I pulled on the rein. Chief’s head bent around toward my knee, but he trotted on. And then he was crowhopping, and galloping, desperate to return to the mares down the hill.
It took him about three jumps to have me off his back and on my head in the driveway.
That was enough for me. Dad walked past me down the hill, short-circuited Chief’s amorous plans, and hauled him back up the hill, retrieving me on his way back to our starting point. And then he put me back on Chief’s back (over my loud, tearful protests that “I don’ wanna ride anymore. I never wanna ride again!” and we went through the whole routine again.
At the time it felt cruel. Even now I have to wonder about the wisdom of putting small children onto an uncut stallion who was, to put it charitably, “almost green-broke.” Even Dad gave up, got rid of Chief, and bought us Honey Dew, a mare of Welsh extraction who, while she was strong-minded, wasn’t out to actively lobotomize us using driveway gravel as her surgical implement of choice.
In the years since Chief I have often reflected on how he changed my life–and he did change it. For one thing, I have never lost the fear of horses I learned in my short, disastrous rides down our driveway. I admired my sister immensely, so I talked a good game. Moreover, I love the idea of horses a great deal. It’s their reality that frightens me. I love those horse stories where a girl trains a foal and they become boon companions. I love leaning on the fence and rubbing horses under their chins. But I can’t do more.
The other way that Chief changed my life was perhaps more subtle. He and Dad, between them, taught me that the pain of failure didn’t excuse me from trying again. Had the pony been someone other than Chief, I suspect that Dad’s insistence that I “get back on the horse” would have been wise. But the reality was that we had Chief. No matter how many times Dad put me weeping and snuffling onto his back, Chief was always going to pitch me on my head right at the point where our driveway had been dug up to install our water line. And so it was that while Dad was trying to teach me, “If at first you don’t succeed, try, try again,” the lesson I learned was, “If at first you don’t succeed, try again. And if you don’t succeed then, give up. No point in being a damfool about it.”
So is there a moral? Not really. Horses only factor in my life when I visit my sister, or talk to her on the phone.
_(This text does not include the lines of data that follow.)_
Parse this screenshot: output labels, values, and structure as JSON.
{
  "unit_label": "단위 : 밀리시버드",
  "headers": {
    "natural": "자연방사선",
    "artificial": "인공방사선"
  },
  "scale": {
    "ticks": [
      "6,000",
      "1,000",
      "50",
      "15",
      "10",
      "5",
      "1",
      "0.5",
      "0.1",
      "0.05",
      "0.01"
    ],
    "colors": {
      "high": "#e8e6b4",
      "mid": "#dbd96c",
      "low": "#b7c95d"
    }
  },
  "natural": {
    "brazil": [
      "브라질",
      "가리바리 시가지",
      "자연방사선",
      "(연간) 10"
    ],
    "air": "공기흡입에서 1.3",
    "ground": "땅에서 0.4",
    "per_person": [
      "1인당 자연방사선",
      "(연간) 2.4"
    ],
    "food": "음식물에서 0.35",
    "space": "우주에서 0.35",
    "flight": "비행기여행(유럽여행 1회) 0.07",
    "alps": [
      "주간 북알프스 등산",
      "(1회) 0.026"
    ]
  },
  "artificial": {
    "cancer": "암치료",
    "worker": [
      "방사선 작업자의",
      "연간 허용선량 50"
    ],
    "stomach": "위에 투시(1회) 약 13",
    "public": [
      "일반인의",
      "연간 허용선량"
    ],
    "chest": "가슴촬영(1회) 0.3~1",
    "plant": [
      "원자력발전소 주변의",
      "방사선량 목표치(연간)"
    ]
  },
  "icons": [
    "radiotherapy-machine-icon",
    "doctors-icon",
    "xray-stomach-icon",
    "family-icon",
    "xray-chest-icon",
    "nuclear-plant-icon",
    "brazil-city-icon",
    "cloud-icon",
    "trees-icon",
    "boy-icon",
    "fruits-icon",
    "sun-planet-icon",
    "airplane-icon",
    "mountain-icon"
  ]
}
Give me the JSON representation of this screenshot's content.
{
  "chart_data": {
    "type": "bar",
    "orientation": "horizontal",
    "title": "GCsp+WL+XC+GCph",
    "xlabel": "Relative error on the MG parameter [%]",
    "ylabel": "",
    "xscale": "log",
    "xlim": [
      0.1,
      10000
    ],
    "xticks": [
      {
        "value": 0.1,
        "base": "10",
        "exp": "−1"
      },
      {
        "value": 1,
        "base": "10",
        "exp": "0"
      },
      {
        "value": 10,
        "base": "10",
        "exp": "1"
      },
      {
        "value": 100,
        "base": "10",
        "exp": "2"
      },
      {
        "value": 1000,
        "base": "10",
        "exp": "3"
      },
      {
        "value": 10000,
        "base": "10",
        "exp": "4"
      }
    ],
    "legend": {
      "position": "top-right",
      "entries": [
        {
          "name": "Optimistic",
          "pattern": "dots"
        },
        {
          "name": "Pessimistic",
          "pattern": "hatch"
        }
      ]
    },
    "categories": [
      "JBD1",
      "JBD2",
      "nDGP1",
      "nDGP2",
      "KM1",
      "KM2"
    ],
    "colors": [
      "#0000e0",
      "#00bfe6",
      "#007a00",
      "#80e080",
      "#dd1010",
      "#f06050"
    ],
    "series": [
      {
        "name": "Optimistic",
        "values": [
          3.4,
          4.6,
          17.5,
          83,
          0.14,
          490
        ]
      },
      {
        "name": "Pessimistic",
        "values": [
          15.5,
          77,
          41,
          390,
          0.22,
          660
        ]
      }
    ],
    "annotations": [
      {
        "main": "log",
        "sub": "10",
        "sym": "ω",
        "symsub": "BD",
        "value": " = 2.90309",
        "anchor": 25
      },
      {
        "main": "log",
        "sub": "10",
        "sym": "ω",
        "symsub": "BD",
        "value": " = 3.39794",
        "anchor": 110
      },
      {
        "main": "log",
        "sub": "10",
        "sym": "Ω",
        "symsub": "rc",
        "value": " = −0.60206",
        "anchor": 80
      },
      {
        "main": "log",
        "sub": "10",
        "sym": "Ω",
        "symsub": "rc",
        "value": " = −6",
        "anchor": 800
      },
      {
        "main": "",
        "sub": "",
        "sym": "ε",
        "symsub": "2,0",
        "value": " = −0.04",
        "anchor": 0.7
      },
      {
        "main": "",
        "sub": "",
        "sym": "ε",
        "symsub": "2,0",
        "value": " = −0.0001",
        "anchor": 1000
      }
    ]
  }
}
I still admire her immensely. She still rides. She still trains horses. They are the language of her soul. And for a long time I felt shame because I didn’t speak that language. Chief’s brain surgery worked–the part of my head that held that language was apparently mashed flat in one of my many falls. I am equine illiterate.
But here’s the thing. I listen to my sister talk about riding, and I hear the joy in her voice, and I see the horses following her across the pasture, heads bobbing, seeking nothing but her company. I look at the pictures she sends of her foals, with their kinky little manes and tails and their impossibly long legs, and I realize that horses hold a joy for her–and they might have for me, if I hadn’t learned to be afraid so very early on.
I’m fifty now, a fat lady living in a small house in town. Horses are not in my future. And there’s a part of me that finds that a little bit sad. Not sad enough to get on a horse, you understand, never that–but sad enough to not want fear to limit the choices I have now. Sad enough to be willing to let my son play contact sports, even though I know he might get hurt. Sad enough to see to it that when he plays he has safety gear, and coaches who understand that “getting back on the horse” is only a good idea sometimes–sometimes it’s smart to sit out a few turns–or buy another horse.